I found that on my 21 day ride, I got fitter as I progressed slowly North from Cornwall, Not every day was a breeze but the LEJOG training plan I did before I set off certainly did pay off.

My Training Plan for Cycling LEJOG

I split my training into three parts, my day to day commute, an extended commute and a few longer rides at the weekend.  

lejog training
LEJOG Training

Daily Commute

My daily commute is 4 miles which meant that I was able to cycle at least 8 miles per day when working in the office.  8 miles is not a lot when you consider the total distance of LEJOG.  However the daily ride to work was an opportunity to get on the bike and pedal each day.  I would always cycle as fast as I could in order to push myself over a short distance, often arriving at work in a sweaty mess.

Extended Daily Commute

On one or two days per week, I would extend my ride in to and from work.  Increasing each ride from 4 miles to 10 or 15 miles meant that I could increase my daily mileage to at least 20 to 30 miles.  These slightly longer rides and higher daily mileage meant that got used to being on the bike for longer each week.

Long Weekend Rides

Most weekends in the three months leading up to my End to End ride I would try and cycle a longer ride.  Due to time and family constraints I was not able to cycle for a full day each weekend.  My longer rides would consist of 40 to 6o miles with only 1 ride that was 102 miles.  Longer rides allowed me to test my legs over long days in the saddle and help me get my fitness up.

Indoor Cycling or Spin Classes

Not every day is an ideal day to head off on a training ride. The weather may be cold and wet or you could be pushed for time. This is where indoor cycling comes in to play. I did a number of training rides on my WattBike when preparing for LEJOG. I was lucky enough to have access to the bike and a subscription to Zwift which added a new dimension to my training plan. If you do not have access to these, you could try a local Gym or join a local Spin Class, both of which will give you access to a Wattbike or similar.

Preparing for Hills, Hills and More Hills.

I do not like cycling uphill!  I find hills hard work and this was one of the main things that made me nervous when planning my ride.  I did not do any specific hill training before I set off on my ride and looking back it was not needed.  I found while Cornwall and Devon are hilly, the hills are not long and the first couple of days are excellent training for what lies ahead.

Reducing the Risk of Injury during LEJOG

You have been planning your ride for months and after a couple of days in the saddle, as you reach Devon, you sustain an injury, Imagine the disappointment you would feel if this was to happen.
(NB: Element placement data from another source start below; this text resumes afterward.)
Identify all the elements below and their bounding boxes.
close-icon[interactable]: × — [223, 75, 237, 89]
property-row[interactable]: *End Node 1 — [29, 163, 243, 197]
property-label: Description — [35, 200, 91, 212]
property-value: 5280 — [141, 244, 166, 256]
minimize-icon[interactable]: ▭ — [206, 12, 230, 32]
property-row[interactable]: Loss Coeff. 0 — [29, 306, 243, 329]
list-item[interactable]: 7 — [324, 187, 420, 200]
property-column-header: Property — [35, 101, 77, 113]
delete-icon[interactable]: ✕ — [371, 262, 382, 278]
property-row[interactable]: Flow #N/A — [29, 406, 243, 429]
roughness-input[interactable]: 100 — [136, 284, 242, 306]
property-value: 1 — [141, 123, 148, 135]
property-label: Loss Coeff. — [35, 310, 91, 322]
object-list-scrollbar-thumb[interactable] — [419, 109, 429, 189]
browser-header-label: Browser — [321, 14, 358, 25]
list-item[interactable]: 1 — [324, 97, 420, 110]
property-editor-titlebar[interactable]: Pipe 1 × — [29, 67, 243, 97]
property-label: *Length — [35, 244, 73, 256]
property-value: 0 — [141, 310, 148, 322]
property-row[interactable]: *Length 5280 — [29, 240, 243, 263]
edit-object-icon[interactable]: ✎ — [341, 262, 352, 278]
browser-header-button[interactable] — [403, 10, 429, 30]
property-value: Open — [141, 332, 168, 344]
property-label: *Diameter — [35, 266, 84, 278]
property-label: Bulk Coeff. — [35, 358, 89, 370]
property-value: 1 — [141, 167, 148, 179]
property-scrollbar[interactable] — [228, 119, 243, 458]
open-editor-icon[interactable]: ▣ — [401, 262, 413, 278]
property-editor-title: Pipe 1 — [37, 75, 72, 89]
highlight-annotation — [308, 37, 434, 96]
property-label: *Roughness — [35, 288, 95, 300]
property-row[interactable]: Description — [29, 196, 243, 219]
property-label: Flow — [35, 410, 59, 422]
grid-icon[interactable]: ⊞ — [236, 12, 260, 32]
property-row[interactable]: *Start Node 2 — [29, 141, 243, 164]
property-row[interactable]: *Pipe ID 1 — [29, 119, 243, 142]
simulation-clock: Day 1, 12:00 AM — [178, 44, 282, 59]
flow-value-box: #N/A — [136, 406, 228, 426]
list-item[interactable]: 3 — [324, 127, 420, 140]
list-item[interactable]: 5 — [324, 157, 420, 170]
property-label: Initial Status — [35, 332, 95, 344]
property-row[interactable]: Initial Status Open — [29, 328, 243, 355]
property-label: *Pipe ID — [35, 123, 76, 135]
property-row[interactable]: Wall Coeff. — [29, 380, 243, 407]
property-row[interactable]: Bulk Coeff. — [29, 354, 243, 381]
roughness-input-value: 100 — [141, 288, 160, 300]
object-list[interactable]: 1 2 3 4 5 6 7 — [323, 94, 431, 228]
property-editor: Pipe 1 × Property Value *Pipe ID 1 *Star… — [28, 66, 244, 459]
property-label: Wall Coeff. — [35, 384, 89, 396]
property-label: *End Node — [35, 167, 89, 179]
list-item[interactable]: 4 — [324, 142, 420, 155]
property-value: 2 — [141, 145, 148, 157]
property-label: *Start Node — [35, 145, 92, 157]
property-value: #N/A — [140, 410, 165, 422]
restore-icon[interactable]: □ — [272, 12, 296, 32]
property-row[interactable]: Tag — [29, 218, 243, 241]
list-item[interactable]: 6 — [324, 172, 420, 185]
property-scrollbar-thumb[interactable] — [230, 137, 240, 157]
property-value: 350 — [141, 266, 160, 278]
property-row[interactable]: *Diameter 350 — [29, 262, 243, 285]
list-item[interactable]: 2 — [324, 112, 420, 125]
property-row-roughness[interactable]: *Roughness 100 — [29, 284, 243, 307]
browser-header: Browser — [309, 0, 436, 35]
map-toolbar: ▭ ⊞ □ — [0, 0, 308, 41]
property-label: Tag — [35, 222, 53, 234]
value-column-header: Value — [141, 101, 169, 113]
All of the preparation and planning that has gone into your Lands End to John O’Groats ride is now irrelevant if you are unable to carry on. To lower your chance of injury it is important that you prepare for long rides and start training as soon as you can. This will raise your fitness level and help with allowing you to cycle consecutive days with ease.

Rest and Recovery

While the prospect of enjoying a rest day when cycling LEJOG may not be possible, it is important when training to make sure you rest. It is easy to get carried away and push yourself to the limit when training for a long distance ride however the need to rest your body is equally as important.

Training for Long Distance Cycling Can Be Fun

The training for a long distance rise such as LEJOG, the Coast to Coast or the North Coast 500 can be as much fun as the ride itself. It gave me the freedom to explore new routes in my local area and increasing my mileage and fitness.